In het boek volgen we het naamloze hoofdpersonage in de aanloop naar, de gebeurtenissen tijdens, en de gevolgen na zijn tijd in Irak. De drie periodes krijgen ongeveer evenveel aandacht. Maar de gebeurtenissen tijdens en na de oorlog hebben de grootste impact, zowel op het hoofdpersonage als op de lezer. Walker verknipt en verdeelt de gebeurtenissen over verschillende hoofdstukken en delen. Het doorbreken van de chronologie resulteert in een puzzel waarbij de stukjes niet altijd passen, maar een perfect verhaal is niet het opzet van de auteur.
Walker stelt in de eerste plaats de zinloze oorlog en de impact daarvan op een mensenleven aan de kaak. Je zou voor minder een PTSS oplopen na het aanschouwen van een ‘afgefakkelde, gloeiend witte schedel, lege kassen’, uitpuilende ingewanden of een verschroeide penis met ‘nog een reepje vlees, nog geen centimeter’.
De oorlog duwt het hoofdpersonage en zijn compagnons initieel in onzekerheid. Maar naarmate de tijd vordert verglijdt dat gevoel in onverschilligheid. ‘Het kon ons geen fuck schelen als we dood zouden gaan en inmiddels hadden [we] wel door dat dit hele doel hier vette bullshit was.’ Die doelloosheid stompt hen verder af en ze verliezen zich in porno, drugs en sadistische spelletjes met kleine knaagdieren in de hoop toch nog íets te kunnen voelen.
Eenmaal terug thuis, sleept de gelatenheid zich voort. De drugs beginnen een prominentere rol op te eisen in het leven van onze naamloze held, want ‘je draait nu eenmaal door als je afgrijselijke dingen meemaakt’.
De oppervlakkigheid waarmee de personages in het leven staan zorgt er echter voor dat je als lezer weinig empathie kan opbrengen voor het leed waarmee ze geconfronteerd worden.

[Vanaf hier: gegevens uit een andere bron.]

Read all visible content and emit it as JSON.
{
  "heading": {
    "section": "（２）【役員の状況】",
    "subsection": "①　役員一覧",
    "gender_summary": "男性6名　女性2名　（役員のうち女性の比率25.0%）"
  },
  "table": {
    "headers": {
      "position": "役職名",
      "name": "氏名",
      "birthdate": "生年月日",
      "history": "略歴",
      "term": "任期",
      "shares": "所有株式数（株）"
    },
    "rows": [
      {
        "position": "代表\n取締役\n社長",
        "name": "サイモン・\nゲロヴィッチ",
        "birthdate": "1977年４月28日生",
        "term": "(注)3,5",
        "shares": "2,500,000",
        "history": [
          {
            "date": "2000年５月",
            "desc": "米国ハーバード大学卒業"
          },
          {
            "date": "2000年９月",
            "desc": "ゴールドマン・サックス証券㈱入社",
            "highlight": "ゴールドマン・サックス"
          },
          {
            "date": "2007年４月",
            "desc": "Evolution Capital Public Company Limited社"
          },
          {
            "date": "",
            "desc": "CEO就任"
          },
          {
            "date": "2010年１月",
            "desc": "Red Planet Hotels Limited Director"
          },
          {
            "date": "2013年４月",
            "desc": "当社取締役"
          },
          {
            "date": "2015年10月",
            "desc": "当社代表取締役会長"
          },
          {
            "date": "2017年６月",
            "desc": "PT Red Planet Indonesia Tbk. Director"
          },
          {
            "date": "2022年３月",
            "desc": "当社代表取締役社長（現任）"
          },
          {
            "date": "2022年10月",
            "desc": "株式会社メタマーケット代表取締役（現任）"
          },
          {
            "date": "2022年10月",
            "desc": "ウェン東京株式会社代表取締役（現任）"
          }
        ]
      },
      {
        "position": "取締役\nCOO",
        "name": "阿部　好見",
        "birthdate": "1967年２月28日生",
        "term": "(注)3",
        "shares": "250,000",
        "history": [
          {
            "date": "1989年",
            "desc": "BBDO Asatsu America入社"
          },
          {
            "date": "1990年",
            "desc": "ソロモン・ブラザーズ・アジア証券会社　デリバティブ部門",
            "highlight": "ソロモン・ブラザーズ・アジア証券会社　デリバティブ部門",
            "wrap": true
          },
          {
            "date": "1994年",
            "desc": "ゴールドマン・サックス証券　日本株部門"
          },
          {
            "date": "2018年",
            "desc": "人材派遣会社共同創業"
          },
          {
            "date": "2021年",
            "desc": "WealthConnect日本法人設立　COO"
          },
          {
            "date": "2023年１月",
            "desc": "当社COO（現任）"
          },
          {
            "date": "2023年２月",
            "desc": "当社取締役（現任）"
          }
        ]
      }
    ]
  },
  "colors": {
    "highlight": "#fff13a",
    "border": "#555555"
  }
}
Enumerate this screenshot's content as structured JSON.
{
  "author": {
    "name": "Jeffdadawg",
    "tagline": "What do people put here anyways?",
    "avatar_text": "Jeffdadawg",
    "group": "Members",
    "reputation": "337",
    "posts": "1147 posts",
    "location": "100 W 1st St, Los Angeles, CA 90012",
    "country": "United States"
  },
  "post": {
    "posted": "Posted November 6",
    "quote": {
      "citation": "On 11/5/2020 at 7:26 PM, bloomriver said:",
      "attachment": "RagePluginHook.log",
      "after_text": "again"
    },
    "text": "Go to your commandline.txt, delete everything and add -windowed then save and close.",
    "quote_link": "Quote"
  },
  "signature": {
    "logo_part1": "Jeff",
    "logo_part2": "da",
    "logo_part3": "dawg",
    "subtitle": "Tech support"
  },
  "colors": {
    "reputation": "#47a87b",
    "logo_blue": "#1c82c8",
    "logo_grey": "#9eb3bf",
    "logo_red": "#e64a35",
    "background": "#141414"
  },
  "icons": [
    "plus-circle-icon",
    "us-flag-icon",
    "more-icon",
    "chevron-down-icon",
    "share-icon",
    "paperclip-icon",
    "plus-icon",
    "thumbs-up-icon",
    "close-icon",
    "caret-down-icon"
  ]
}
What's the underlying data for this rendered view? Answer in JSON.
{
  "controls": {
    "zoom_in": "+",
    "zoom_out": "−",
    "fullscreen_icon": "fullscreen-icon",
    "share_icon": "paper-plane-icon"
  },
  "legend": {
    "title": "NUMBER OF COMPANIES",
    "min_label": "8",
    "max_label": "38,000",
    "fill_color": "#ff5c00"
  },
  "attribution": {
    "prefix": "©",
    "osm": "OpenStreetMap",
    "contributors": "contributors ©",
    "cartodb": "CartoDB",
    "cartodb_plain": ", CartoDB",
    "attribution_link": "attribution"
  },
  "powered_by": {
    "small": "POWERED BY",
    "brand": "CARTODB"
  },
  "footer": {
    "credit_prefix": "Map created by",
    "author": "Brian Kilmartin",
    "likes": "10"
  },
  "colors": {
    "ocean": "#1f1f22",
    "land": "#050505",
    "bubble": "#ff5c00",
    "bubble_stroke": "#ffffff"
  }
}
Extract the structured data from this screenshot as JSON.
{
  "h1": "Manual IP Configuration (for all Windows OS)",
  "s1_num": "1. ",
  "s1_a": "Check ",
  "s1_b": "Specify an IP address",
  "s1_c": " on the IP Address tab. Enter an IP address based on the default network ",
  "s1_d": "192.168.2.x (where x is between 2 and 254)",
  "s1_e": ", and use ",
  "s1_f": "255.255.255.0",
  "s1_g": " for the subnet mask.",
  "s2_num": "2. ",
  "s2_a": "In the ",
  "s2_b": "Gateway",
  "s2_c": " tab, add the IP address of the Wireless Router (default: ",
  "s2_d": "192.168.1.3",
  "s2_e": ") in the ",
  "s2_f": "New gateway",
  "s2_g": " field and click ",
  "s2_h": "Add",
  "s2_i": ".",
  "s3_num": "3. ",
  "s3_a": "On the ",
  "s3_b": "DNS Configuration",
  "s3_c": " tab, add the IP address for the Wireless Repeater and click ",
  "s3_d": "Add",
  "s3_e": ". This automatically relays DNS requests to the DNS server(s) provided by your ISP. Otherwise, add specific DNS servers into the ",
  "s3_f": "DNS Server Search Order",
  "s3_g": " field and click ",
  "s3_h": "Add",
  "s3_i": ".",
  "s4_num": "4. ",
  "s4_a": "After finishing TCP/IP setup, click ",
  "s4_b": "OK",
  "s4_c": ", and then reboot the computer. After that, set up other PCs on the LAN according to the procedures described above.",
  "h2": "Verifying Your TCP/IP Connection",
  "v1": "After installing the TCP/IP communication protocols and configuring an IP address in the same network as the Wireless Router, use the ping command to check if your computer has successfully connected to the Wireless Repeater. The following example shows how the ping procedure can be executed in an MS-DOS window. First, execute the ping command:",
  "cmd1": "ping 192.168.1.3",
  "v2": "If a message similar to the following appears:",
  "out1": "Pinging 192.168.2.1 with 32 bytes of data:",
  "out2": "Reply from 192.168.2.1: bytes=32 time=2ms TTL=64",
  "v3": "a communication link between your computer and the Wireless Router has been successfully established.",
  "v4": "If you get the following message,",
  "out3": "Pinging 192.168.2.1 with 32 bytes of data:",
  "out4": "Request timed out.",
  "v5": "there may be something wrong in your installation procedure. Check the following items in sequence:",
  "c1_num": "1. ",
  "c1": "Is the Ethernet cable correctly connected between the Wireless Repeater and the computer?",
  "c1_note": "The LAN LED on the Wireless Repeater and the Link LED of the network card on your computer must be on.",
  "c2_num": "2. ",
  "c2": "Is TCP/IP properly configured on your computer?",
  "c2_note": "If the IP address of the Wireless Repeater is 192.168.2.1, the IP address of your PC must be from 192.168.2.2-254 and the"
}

Zelfs grappig bedoelde passages toveren glimlach noch grijns op je gezicht omdat je weinig zin hebt in leedvermaak. Het is moeilijk te achterhalen of het gebrek aan diepgang bij de personages te wijten is aan de onervaren schrijver die Walker nu eenmaal is. Stilistisch scheert hij namelijk nog lang niet dezelfde hoge toppen zoals Bret Easton Ellis of William S. Burroughs dat doen in hun junkieboeken. Misschien wilde hij gewoon zijn versie neerschrijven van de apathische maatschappij waarin hij is opgegroeid. Het feit dat je hier als lezer aan twijfelt, illustreert meteen waarom dit boek niet het meesterwerk is waarvoor het in de VS wordt geprezen.